Comme la préparation mentale et la psychologie ne sont pas des choses « tangibles », elles ne sont pas encore considérées comme une vraie partie de la préparation ?
C’est ça, il y a un côté un peu invisible où ne se rend pas compte de ce que l’on travaille parce que c’est le cerveau. Quand tu fais de la préparation physique, tu peux dire de manière très chiffrée combien de tu as pris en vitesse, en masse musculaire… La perception de la préparation mentale tu peux la voir parce que l’athlète va gagner en confiance mais on n’aura pas systématiquement de données chiffrées, quelque chose de plus scientifique.

En cas de blessure, comment cela peut-être un vrai moyen de guérison pour l’athlète ?
Déjà il y a la prise en considération de l’athlète qui est blessé parce que parfois un athlète blessé est mis de côté, il perd un peu son statut qui apporte à l’équipe. Il y a aussi des moments de rupture en fonction de la gravité de la blessure où tu accompagnes le sportif à passer des caps : c’est un corps qui t’a « trahi » donc il faut accepter que tu ne t’exprimes plus à travers ce corps-là et que tu doives prendre un autre rythme. Ensuite, il y a tout le versant préparation / imagerie mentale où tu peux travailler avec le sportif qui est blessé pour qu’il puisse avoir une meilleure visualisation de ce qu’il se passe à l’intérieur de son corps et de ses sensations.

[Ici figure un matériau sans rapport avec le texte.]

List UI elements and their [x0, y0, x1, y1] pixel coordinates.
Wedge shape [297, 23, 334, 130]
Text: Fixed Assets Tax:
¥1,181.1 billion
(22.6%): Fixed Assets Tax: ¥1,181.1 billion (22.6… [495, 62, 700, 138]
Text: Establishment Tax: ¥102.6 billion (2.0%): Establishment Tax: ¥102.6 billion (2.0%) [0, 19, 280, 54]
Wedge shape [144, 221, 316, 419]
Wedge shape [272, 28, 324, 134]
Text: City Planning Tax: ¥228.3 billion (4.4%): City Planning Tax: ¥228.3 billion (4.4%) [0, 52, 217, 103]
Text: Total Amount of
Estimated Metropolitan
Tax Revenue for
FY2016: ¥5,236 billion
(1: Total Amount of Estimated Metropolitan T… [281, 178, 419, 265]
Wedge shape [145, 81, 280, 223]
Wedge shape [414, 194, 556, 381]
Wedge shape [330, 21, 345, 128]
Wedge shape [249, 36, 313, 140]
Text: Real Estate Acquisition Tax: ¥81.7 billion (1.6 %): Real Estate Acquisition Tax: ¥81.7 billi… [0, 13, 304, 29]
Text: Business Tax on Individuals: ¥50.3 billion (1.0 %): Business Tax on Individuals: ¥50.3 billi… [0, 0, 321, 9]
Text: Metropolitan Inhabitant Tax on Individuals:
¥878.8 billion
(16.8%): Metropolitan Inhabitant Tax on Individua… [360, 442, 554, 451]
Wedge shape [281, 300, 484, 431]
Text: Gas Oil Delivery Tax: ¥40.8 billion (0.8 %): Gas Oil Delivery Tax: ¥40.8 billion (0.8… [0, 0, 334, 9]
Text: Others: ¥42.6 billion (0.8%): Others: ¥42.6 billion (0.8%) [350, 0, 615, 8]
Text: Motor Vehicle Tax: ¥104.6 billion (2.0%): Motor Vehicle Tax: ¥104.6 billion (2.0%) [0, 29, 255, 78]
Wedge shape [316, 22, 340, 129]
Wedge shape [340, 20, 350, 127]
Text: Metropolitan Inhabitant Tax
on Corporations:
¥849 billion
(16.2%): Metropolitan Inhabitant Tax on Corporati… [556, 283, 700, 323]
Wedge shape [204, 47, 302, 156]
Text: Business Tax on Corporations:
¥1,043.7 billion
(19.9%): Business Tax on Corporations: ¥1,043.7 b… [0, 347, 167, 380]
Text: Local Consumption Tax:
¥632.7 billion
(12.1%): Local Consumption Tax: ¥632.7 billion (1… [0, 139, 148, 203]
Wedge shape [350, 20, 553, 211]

Tu as déjà connu des cas où la préparation mentale et la psychologie ont permis de surmonter des problèmes physiques et / ou mentaux ?
Oui, j’ai des sportifs de haut-niveau qui, à un moment donné, vont craquer parce que tout ce travail mental et psychologique va leur permettre d’exprimer des choses de leur passé qu’ils n’avaient jamais exprimé auparavant. Parallèlement à cela, ça permet d’avoir une petite parenthèse où tu te poses, tu travailles sur des choses qui sont difficiles. Il y a de l’accompagnement qui est fait pendant la période de blessure, il y en a certain qui utilisent cette période pour se réathlétiser et revenir au plus haut-niveau et parfois, il y a des suivis plus longs, continus parce qu’il y cette prise en compte de ce besoin de parler de soi.

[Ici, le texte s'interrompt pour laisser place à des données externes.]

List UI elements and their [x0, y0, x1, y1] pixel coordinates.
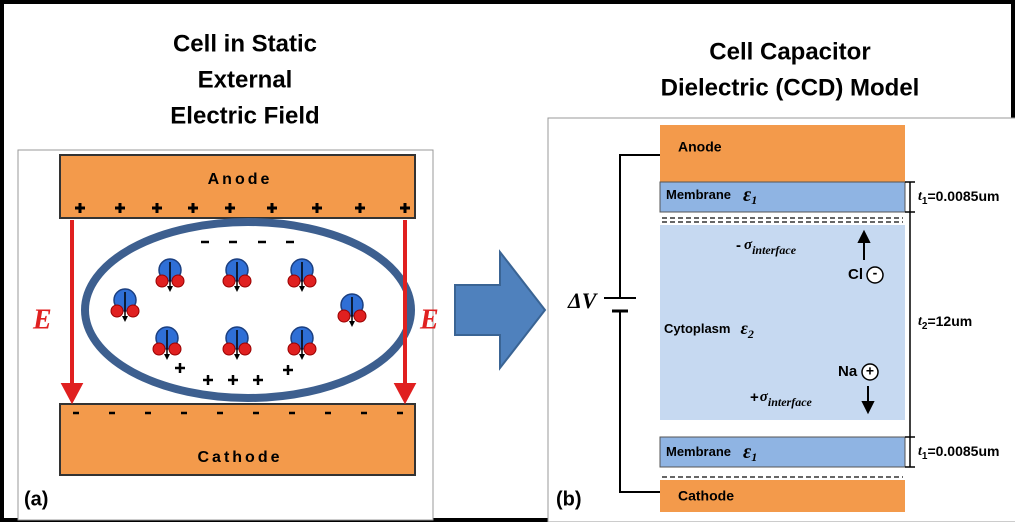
- molecule: [111, 289, 139, 322]
- molecule-atom: [127, 305, 139, 317]
- molecule-atom: [223, 343, 235, 355]
- left-title-line: External: [198, 66, 293, 93]
- molecule-atom: [169, 343, 181, 355]
- ion-charge: +: [866, 363, 874, 379]
- molecule-atom: [338, 310, 350, 322]
- voltage-label: ΔV: [567, 288, 599, 313]
- right-title-line: Dielectric (CCD) Model: [661, 74, 920, 101]
- molecule-atom: [304, 275, 316, 287]
- molecule: [288, 327, 316, 360]
- field-label: E: [32, 304, 52, 335]
- molecule-atom: [239, 343, 251, 355]
- molecule-atom: [239, 275, 251, 287]
- molecule-atom: [288, 343, 300, 355]
- molecule-atom: [172, 275, 184, 287]
- molecule-atom: [304, 343, 316, 355]
- field-label: E: [419, 304, 439, 335]
- molecule-atom: [156, 275, 168, 287]
- molecule: [153, 327, 181, 360]
- panel-label: (a): [24, 488, 48, 510]
- molecule-atom: [354, 310, 366, 322]
- cathode-label: Cathode: [198, 449, 283, 466]
- molecule: [223, 327, 251, 360]
- molecule: [288, 259, 316, 292]
- figure: Cell in Static External Electric Field A…: [0, 0, 1015, 522]
- molecule-atom: [288, 275, 300, 287]
- molecule: [223, 259, 251, 292]
- cathode-label: Cathode: [678, 488, 734, 504]
- ion-label: Cl: [848, 266, 863, 283]
- right-title-line: Cell Capacitor: [709, 38, 870, 65]
- left-title-line: Electric Field: [170, 102, 319, 129]
- molecule: [338, 294, 366, 327]
- panel-label: (b): [556, 488, 582, 510]
- ion-label: Na: [838, 363, 858, 380]
- molecule-atom: [153, 343, 165, 355]
- molecule-atom: [111, 305, 123, 317]
- anode-label: Anode: [208, 171, 273, 188]
- left-title-line: Cell in Static: [173, 30, 317, 57]
- ion-charge: -: [873, 265, 878, 281]
- anode-label: Anode: [678, 139, 722, 155]
- molecule: [156, 259, 184, 292]
- molecule-atom: [223, 275, 235, 287]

Cette année, la thématique de la semaine « Sport Féminin Toujours » c’est le sport comme remède. Qu’est-ce-que tu penses du fait qu’aujourd’hui le sport peut aider les athlètes mais aussi les personnes lambdas à surmonter des difficultés ?

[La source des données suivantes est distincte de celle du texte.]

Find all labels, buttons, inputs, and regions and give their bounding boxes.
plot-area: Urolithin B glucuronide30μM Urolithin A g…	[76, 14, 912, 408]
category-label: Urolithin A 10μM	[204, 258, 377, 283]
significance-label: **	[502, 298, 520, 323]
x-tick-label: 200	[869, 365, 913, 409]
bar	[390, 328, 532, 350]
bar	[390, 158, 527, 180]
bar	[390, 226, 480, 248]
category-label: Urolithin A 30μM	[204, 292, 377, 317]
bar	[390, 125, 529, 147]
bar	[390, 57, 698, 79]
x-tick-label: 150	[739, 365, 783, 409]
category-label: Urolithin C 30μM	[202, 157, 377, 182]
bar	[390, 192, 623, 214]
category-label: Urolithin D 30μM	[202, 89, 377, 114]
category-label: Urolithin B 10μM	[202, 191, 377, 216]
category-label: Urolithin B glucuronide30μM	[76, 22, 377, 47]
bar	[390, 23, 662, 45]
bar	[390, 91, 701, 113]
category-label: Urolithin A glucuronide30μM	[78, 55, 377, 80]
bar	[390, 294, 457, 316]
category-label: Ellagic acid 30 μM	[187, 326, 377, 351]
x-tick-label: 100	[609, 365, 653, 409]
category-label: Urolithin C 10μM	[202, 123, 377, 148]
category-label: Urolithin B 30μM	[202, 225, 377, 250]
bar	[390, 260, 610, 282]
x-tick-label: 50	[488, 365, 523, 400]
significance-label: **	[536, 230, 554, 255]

C’est une conviction. Parallèlement à mon activité de préparatrice mentale et de psychologue, j’interviens aussi en cancérologie et on se rend compte, à travers les chiffres, que la pratique sportive pour les personnes qui ont eu un cancer leur permet d’abord d’être plus en forme et de réduire les risques de récidives. D’un côté préventif, on sait qu’un enfant ou même un adulte va se sentir mieux dans sa peau et dans sa tête quand il pratique du sport.